Petascale Technologies

MapReduce and Transaction-Based Computing Experiments

Given the current trend toward computer systems that provide petascale computing capabilities composed of hundreds of thousands to millions of processing elements, we have to ask the question, “Is continuing to 24 scale our traditional approaches to parallel computing going to let us take advantage of these new architectures?”. One of the major issues facing the community with so many processing elements has to do with the recovery of user application codes after CPU, communication, and I/O related failures. Over the past twenty years there has been considerable effort put into the design of "state recovery" at both the system and user code level that allows applications to back up and restart at a point before the failure.

Since the Cray machines in the mid-80’s, these attempts have not been effective or successful, and as systems get larger, the problem becomes more difficult. To address this, the ITAPS team is researching the redesign of mesh-based computational algorithms so that they are inherently tolerant to component failure. Our approach leverages transaction-based parallel computing techniques using a MapReduce formulation within a Hadoop framework.

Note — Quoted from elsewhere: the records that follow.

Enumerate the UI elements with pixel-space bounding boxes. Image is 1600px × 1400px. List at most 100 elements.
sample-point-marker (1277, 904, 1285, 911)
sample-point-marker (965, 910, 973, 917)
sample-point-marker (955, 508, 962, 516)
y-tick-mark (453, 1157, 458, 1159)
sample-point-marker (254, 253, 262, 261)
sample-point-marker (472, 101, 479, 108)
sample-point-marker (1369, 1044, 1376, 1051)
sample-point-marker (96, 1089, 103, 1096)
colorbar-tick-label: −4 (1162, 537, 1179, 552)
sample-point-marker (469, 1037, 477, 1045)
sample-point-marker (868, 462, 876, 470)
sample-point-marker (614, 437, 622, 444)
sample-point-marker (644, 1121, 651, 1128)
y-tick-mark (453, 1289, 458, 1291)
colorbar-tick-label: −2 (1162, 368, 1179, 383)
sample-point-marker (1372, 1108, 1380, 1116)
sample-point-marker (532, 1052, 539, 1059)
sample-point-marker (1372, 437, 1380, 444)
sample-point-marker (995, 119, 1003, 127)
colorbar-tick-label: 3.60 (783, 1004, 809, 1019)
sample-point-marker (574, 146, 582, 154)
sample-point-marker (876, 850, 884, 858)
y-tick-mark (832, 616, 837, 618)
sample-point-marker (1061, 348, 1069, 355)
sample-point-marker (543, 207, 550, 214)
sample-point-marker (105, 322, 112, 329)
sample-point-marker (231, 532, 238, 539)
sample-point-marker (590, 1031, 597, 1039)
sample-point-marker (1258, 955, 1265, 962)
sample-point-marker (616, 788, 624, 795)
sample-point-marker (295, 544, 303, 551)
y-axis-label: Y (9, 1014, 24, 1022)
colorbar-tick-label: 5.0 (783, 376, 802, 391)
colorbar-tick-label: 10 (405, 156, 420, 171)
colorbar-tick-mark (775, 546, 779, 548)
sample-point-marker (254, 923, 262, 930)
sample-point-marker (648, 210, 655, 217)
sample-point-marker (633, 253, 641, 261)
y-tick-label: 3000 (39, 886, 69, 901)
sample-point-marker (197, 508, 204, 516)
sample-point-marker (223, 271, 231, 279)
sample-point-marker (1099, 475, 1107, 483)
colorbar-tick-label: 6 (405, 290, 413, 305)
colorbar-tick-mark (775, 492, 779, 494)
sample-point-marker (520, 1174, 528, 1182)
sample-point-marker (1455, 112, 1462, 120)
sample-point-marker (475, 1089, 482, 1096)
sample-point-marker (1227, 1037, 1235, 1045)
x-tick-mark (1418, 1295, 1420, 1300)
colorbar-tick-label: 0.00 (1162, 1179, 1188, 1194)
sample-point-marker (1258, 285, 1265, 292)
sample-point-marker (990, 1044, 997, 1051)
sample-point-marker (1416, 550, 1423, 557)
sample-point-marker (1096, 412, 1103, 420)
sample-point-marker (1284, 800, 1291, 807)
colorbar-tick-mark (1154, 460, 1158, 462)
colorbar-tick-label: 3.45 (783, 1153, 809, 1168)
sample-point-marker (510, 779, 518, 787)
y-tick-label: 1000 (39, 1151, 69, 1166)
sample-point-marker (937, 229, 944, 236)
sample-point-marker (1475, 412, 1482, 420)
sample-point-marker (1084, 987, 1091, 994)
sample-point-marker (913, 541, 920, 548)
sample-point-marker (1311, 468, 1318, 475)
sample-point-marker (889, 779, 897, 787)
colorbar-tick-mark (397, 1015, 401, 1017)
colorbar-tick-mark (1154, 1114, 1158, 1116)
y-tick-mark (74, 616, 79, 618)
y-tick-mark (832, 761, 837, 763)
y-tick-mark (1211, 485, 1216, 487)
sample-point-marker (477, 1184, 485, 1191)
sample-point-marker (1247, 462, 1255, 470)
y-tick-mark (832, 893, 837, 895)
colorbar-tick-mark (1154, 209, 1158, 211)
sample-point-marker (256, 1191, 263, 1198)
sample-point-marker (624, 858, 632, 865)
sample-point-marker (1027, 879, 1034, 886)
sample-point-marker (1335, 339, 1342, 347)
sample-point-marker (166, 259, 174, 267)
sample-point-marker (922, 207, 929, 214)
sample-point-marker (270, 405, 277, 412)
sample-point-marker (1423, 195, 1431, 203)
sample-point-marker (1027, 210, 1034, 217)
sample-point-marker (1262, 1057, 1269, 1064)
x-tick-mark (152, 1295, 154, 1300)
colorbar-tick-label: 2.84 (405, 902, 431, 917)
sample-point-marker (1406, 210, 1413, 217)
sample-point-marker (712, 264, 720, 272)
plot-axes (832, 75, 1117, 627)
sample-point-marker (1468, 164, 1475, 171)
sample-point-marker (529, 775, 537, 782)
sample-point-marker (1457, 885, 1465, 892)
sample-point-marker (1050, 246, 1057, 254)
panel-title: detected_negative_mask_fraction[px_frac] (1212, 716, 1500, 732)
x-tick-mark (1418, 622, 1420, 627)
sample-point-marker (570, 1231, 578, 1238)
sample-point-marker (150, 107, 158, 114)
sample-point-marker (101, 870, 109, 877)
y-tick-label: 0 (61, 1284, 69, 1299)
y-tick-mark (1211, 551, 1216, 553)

The MapReduce approach works by decomposing algorithms into a series of map and reduce phases that input (key,value) pairs and output new (key, value) lists. Hadoop is an open source implementation of MapReduce based on Google's description of how they use MapReduce for indexing the web and internet searches. One of the major advantages of the MapReduce paradigm is that it is inherently tolerant to failures of CPU, communication, and I/O subsystems through the creative use of redundant computational and storage strategies. Within ITAPS, we have been exploring MapReduce using Hadoop to generate computational kernels designed to operate on mesh data (vertices, edges, and regions). These kernels form the basis of mesh-based PDE operations that perform volume, gradient, and divergence calculations. The results of these calculations are used to advance the solution from one time level to the next.

Figure: The left image (a) is an example plume calculation run using a Hadoop MapReduce implementation; the middle image (b) shows the execution time for mesh problems ranging from 10 million to 100 million elements on a Dual XPS laptop computer, the right image (c) shows the execution time to run the Map (red) and the Reduce (green) phases of a calculation for a 10 million element mesh.

Besides fault-tolerance, one of the advantages of a MapReduce/Hadoop infrastructure is its ability to run and scale to very large problem sizes. This capability is highly scalable from high-performance supercomputers down to laptops. For example, when using the PNNL Chinook supercomputer ( 18K processing elements), with a high-performance Luster file system attached, Hadoop has been shown to scale well when running a seismic wave calculation with 500 billion elements (Figure 12 (a)). Figure 12 (b) shows the timings for a series of calculations that were run on a Dell XPS laptop (dual core, 8GBytes of memory). The problem sizes ranged from 10 million to 100 million tetrahedral elements. The scaling is relatively linear throughout this range of problem sizes. Figure 12 (c) shows a breakout of the execution time for the Map and Reduce phases of a mesh calculation. For efficient parallel computing it is important to be able to overlap various phases of calculations to minimize the latency; this plot show that the Hadoop implementation of MapReduce has that feature built into the framework.